Bisnis.com, JAKARTA -- Penyakit jantung merupakan ssalah satu penyumbang angka kematian terbesar di Indonesia. Beberapa di antaranya tidak terdeteksi karena kematian mendadak.
Kematian mendadak pada penyakit jantung umumnya disebabkan oleh gangguan irama jantung atau disebut aritmia, yang berupa fibrilasi ventrikel atau takikardia ventrikel yang cepat, di mana detak jantung penderitanya bisa lebih cepat atau lebih lambat dibandingkan dengan orang normal.
Salah satu cara untuk mengatasi dan menghindari kematian mendadak adalah dengan memasang alat pacu jantung atau kardiak defibrilator implan (ICD) agar mampu menormalkan denyut jantung sehingga terhindar dari risiko fatal.
dr. Sunu Budhi Raharjo, SpJP(K), PhD, konsultan aritmia di Heartology Cardiovascular Hospital, menjelaskan bahwa saat ini pemasangan ICD kini tak perlu langsung di jantung, tetapi bisa diletakkan di bawah kulit melalui metode Subcutaneous Implantable Cardioverter Defibrillator (S-ICD).
Namun, sayangnya di Indonesia prosedur ini belum begitu populer. Terlihat dalam data Asia Pascific Heart Ryhtm Society (APHRS) bahwa di Indonesia sepanjang 2021 hanya ada 66 orang yang menggungakan prosedur ICD dibandingkan dengan negara lain di Asia Tenggara, misalnya Thailand yang sudah menggunakan ICD untuk 890 pasien.
"Salah satu alasannya karena biaya prosedurnya yang tidak murah dan tidak dicover BPJS. Karena di negara lain prosedur ini dicover oleh asuransi kesehatan negaranya," jelasnya.

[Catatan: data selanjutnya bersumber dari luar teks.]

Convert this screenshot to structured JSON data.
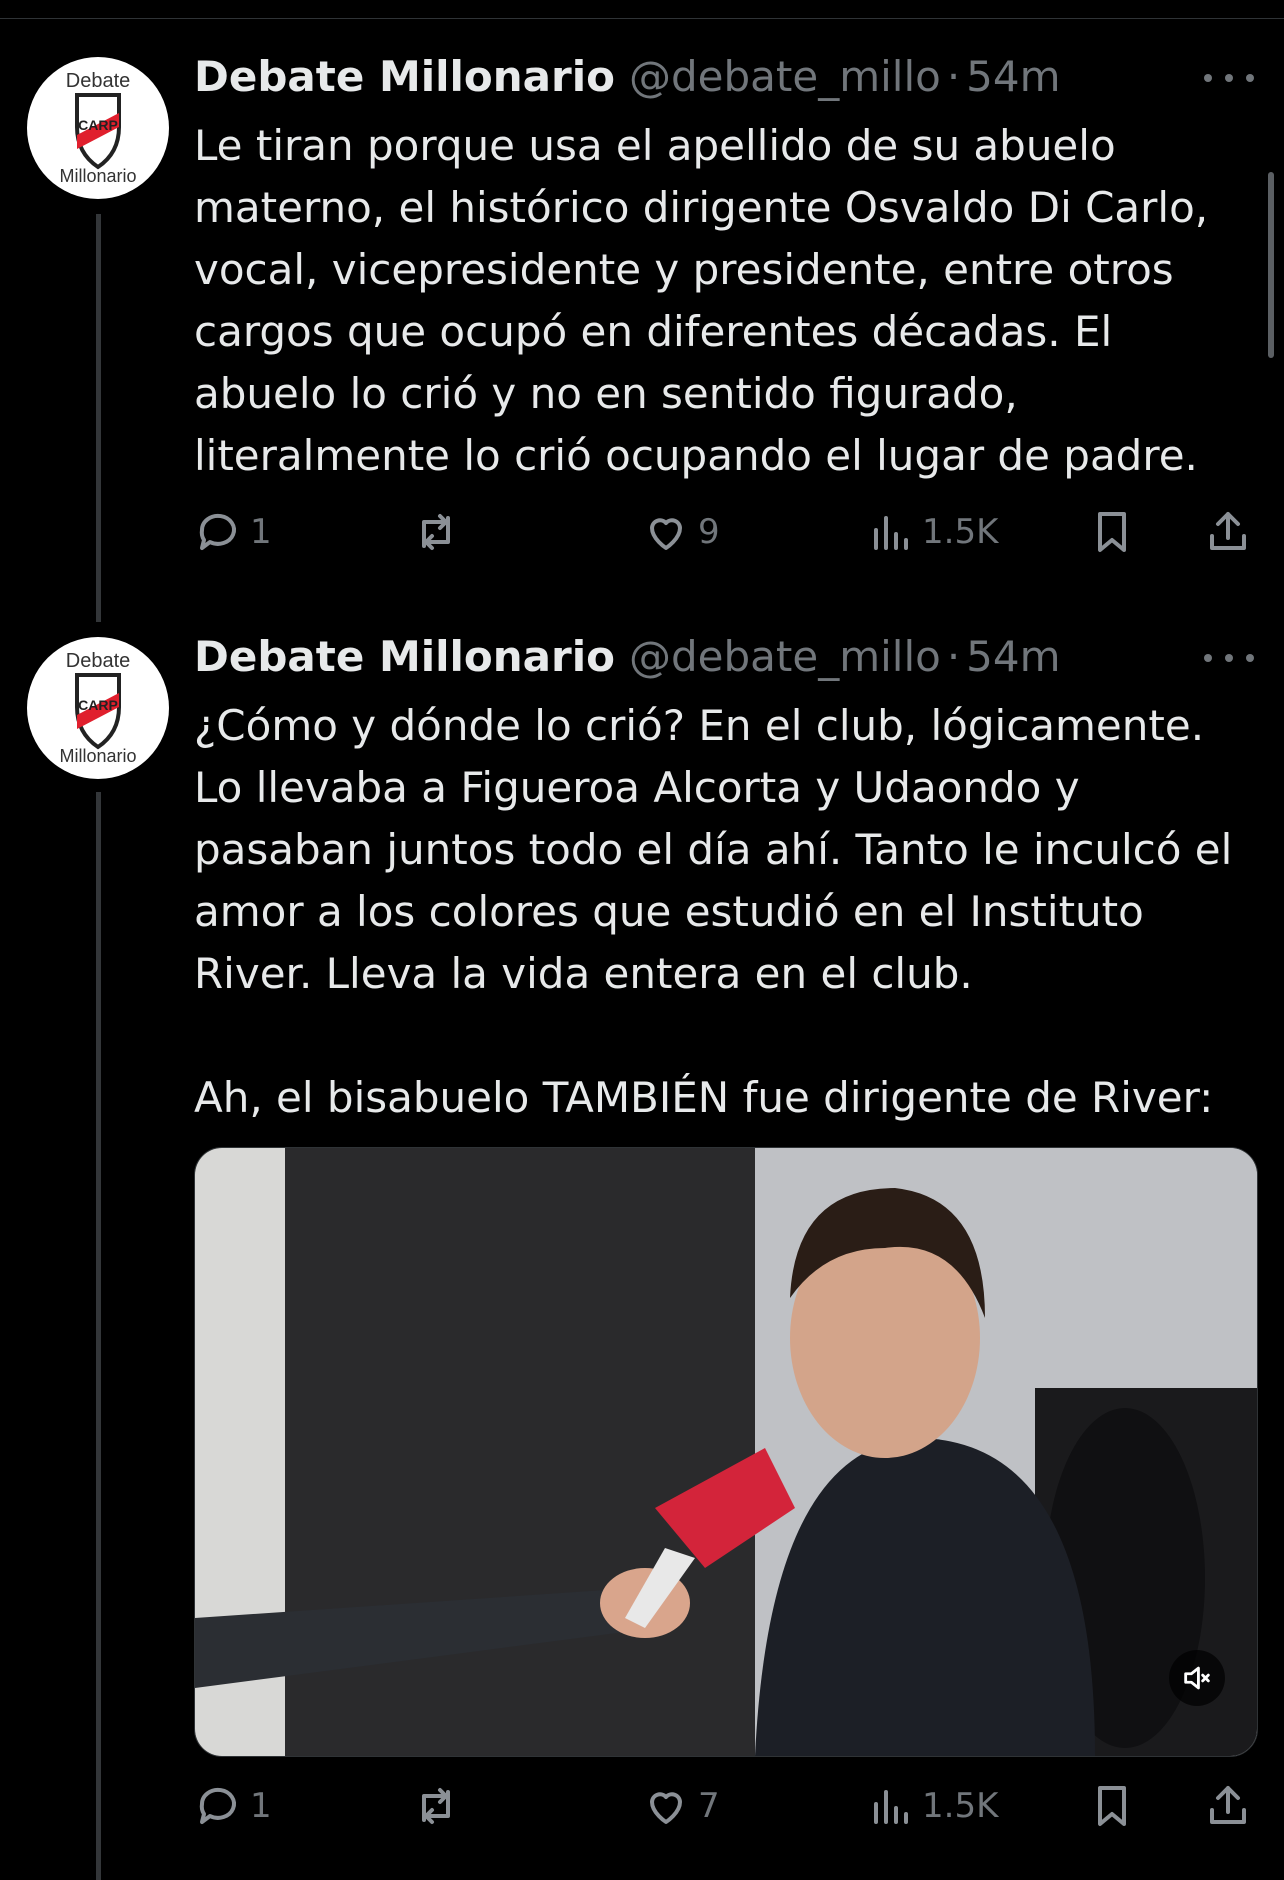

Menurut dr. Sunu, yang juga tergabung dalam organisasi aritmia, yang mempunyai hak untuk mendapatkan itu banyak, tapi karena rumah sakit tidak bisa meng-cover untuk subsidi biayanya, karena harus menyiapkan biaya untuk operasional.
"Masalahnya, kalau semua pasien yang perlu itu semua dipasang [ICD], rumah sakitnya bisa rugi. Harusnya BPJSnya yang mengkaver, itu yang terjadi di Singapura, Malaysia, Thailand," ujarnya.
dr. Suni menyebutkan, BPJS hanya menanggung biaya untuk pemasangan alat pacu jantung sekitar Rp50-60 juta, terakhir 2016. Sementara pada 2023 naik menjadi sekitar Rp70-an juta.
"Kami mengadvokasi, nggak boleh seperti ini, karena ini soal nyawa. Biaya standarnya Rp130-150 juta atau bisa sampai Rp200 juta, sedangkan BPJS membayar ke rumah sakit, memberikan klaim bisa cover semua, tapi yang dibayarkan ke rumah sakit hanya sekitar Rp50-60 juta, jadi rumah sakit mana yang mau?" katanya.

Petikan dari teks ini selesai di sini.